Um desses limitou-se a pensá-lo, deu de ombros e foi embora ...



Um desses limitou-se a pensá-lo, deu de ombros e foi embora. Tinha negócios pessoais Acabava de construir uma casa suntuosa. Só a casa bastava para deter a chamar toda a gente; mas havia mais, - a mobília, que ele mandara vir da Hungria e da Holanda, segundo contava, e que se podia ver do lado de fora, porque as janelas viviam abertas, - e o jardim, que era uma obra-prima de arte e de gosto. Esse homem, que enriquecera no fabrico de albardas, tinha tido sempre o sonho de uma casa magnífica, jardim pomposo, mobília rara.

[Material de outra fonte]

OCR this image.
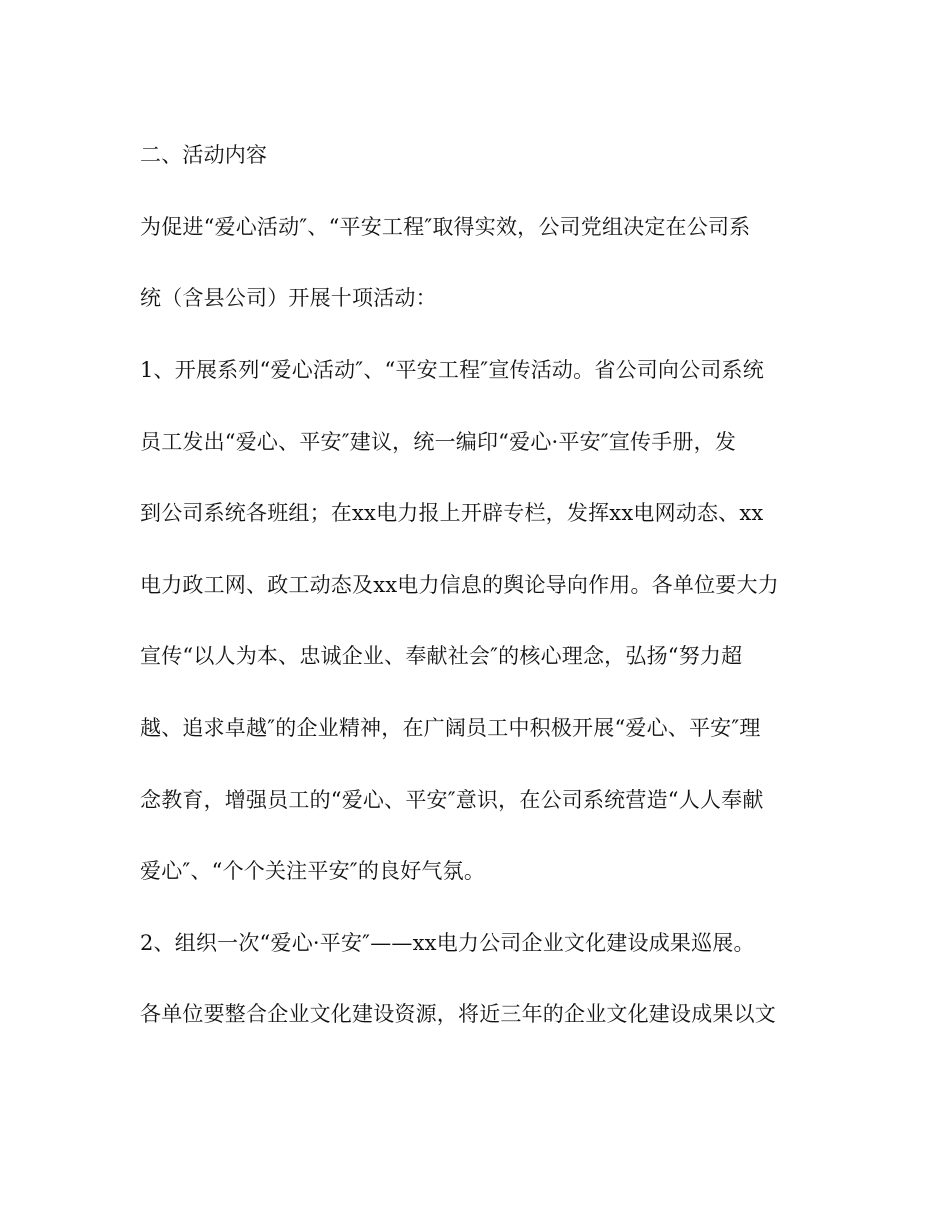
二、活动内容
为促进“爱心活动″、“平安工程″取得实效，公司党组决定在公司系
统（含县公司）开展十项活动：
1、开展系列“爱心活动″、“平安工程″宣传活动。省公司向公司系统
员工发出“爱心、平安″建议，统一编印“爱心·平安″宣传手册，发
到公司系统各班组；在xx电力报上开辟专栏，发挥xx电网动态、xx
电力政工网、政工动态及xx电力信息的舆论导向作用。各单位要大力
宣传“以人为本、忠诚企业、奉献社会″的核心理念，弘扬“努力超
越、追求卓越″的企业精神，在广阔员工中积极开展“爱心、平安″理
念教育，增强员工的“爱心、平安″意识，在公司系统营造“人人奉献
爱心″、“个个关注平安″的良好气氛。
2、组织一次“爱心·平安″——xx电力公司企业文化建设成果巡展。
各单位要整合企业文化建设资源，将近三年的企业文化建设成果以文
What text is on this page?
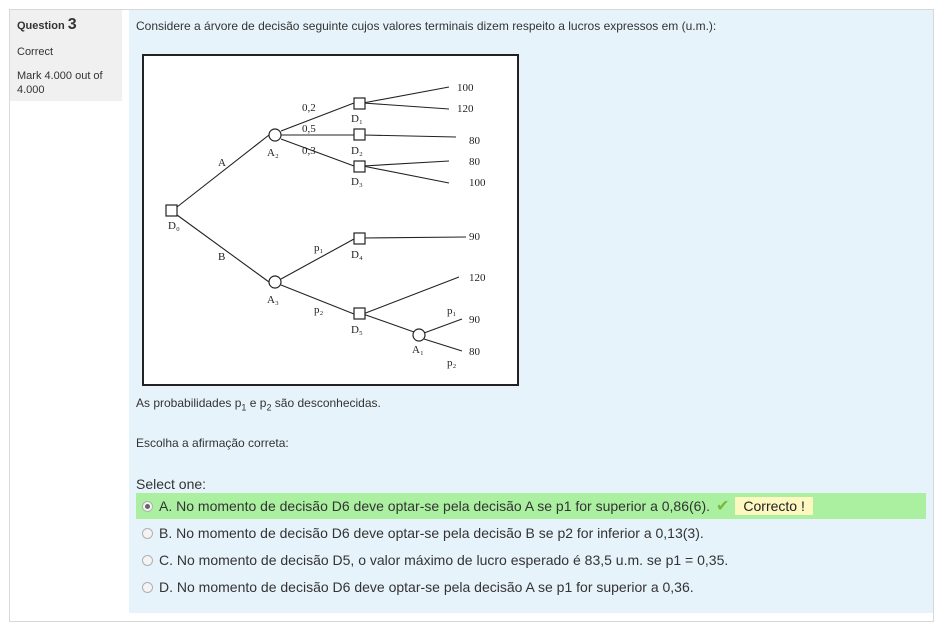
Question 3
Correct
Mark 4.000 out of 4.000
Considere a árvore de decisão seguinte cujos valores terminais dizem respeito a lucros expressos em (u.m.):
D₀
A
B
A₂
A₃
0,2
0,5
0,3
D₁
D₂
D₃
D₄
D₅
p₁
p₂
A₁
p₁
p₂
100
120
80
80
100
90
120
90
80
As probabilidades $p_1$ e $p_2$ são desconhecidas.
Escolha a afirmação correta:
Select one:
A.
No momento de decisão D6 deve optar-se pela decisão A se p1 for superior a 0,86(6). ✔	Correcto !
B.
No momento de decisão D6 deve optar-se pela decisão B se p2 for inferior a 0,13(3).
C.
No momento de decisão D5, o valor máximo de lucro esperado é 83,5 u.m. se p1 = 0,35.
D.
No momento de decisão D6 deve optar-se pela decisão A se p1 for superior a 0,36.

Não deixou o negócio das albardas, mas repousava dele na contemplação da casa nova, a primeira de Itaguaí, mais grandiosa do que a Casa Verde, mais nobre do que a da Câmara, Entre a gente ilustre da povoação havia choro e ranger de dentes, quando se pensava, ou se falava, ou se louvava a casa do albardeiro, - um simples albardeiro, Deus do céu!

- Lá está ele embasbacado, diziam os transeuntes, de manhã.

De manhã, com efeito, era costume do Mateus estatelar-se, no meio do jardim, com os olhos na casa, namorado, durante uma longa hora, até que vinham chamá-lo para almoçar. Os vizinhos, embora o cumprimentassem com certo respeito, riam-se por trás dele, que era um gosto. Um desses chegou a dizer que o Mateus seria muito mais econômico, e estaria riquíssimo, se fabricasse as albardas para si mesmo; epigrama ininteligível, mas que fazia rir às bandeiras despregadas.

- Agora lá está o Mateus a ser contemplado, diziam à tarde.

A razão deste outro dito era que, de tarde, quando as famílias safam a passeio (jantavam cedo) usava o Mateus postar-se à janela, bem no centro, vistoso, sobre um fundo escuro, trajado de branco, atitude senhoril, e assim ficava duas e três horas até que anoitecia de todo. Pode crer-se que a intenção do Mateus era ser admirado e invejado, posto que ele não a confessasse a nenhuma pessoa, nem ao boticário, nem ao Padre Lopes seus grandes amigos. E entretanto não foi outra a alegação do boticário, quando o alienista lhe disse que o albardeiro talvez padecesse do amor das pedras, mania que ele Bacamarte descobrira e estudava desde algum tempo. Aquilo de contemplar a casa...

- Não, senhor, acudiu vivamente Crispim Soares.

- Não?

- Há de perdoar-me, mas talvez não saiba que ele de manhã examina a obra, não a admira; de tarde, são os outros que o admiram a ele e à obra. - E contou o uso do albardeiro, todas as tardes, desde cedo até o cair da noite.

Uma volúpia científica alumiou os olhos de Simão Bacamarte. Ou ele não conhecia todos os costumes do albardeiro, ou nada mais quis, interrogando o Crispim, do que confirmar alguma notícia incerta ou suspeita vaga. A explicação satisfê-lo; mas como tinha as alegrias próprias de um sábio, concentradas, nada viu o boticário que fizesse suspeitar uma intenção sinistra. Ao contrário, era de tarde, e o alienista pediu-lhe o braço para irem a passeio. Deus! era a primeira vez que Simão Bacamarte dava ao seu privado tamanha honra; Crispim ficou trêmulo, atarantado, disse que sim, que estava pronto. Chegaram duas ou três pessoas de fora, Crispim mandou-as mentalmente a todos os diabos; não só atrasavam o passeio, como podia acontecer que Bacamarte elegesse alguma delas, para acompanhá-lo, e o dispensasse a ele. Que impaciência! que aflição! Enfim, saíram. O alienista guiou para os lados da casa do albardeiro, viu-o à janela, passou cinco, seis vezes por diante, devagar, parando, examinando as atitudes, a expressão do rosto. O pobre Mateus, apenas notou que era objeto da curiosidade ou admiração do primeiro vulto de Itaguaí redobrou de expressão, deu outro relevo às atitudes... Triste! Triste! não fez mais do que condenar-se; no dia seguinte, foi recolhido à Casa Verde.

- A Casa Verde é um cárcere privado, disse um médico sem clínica.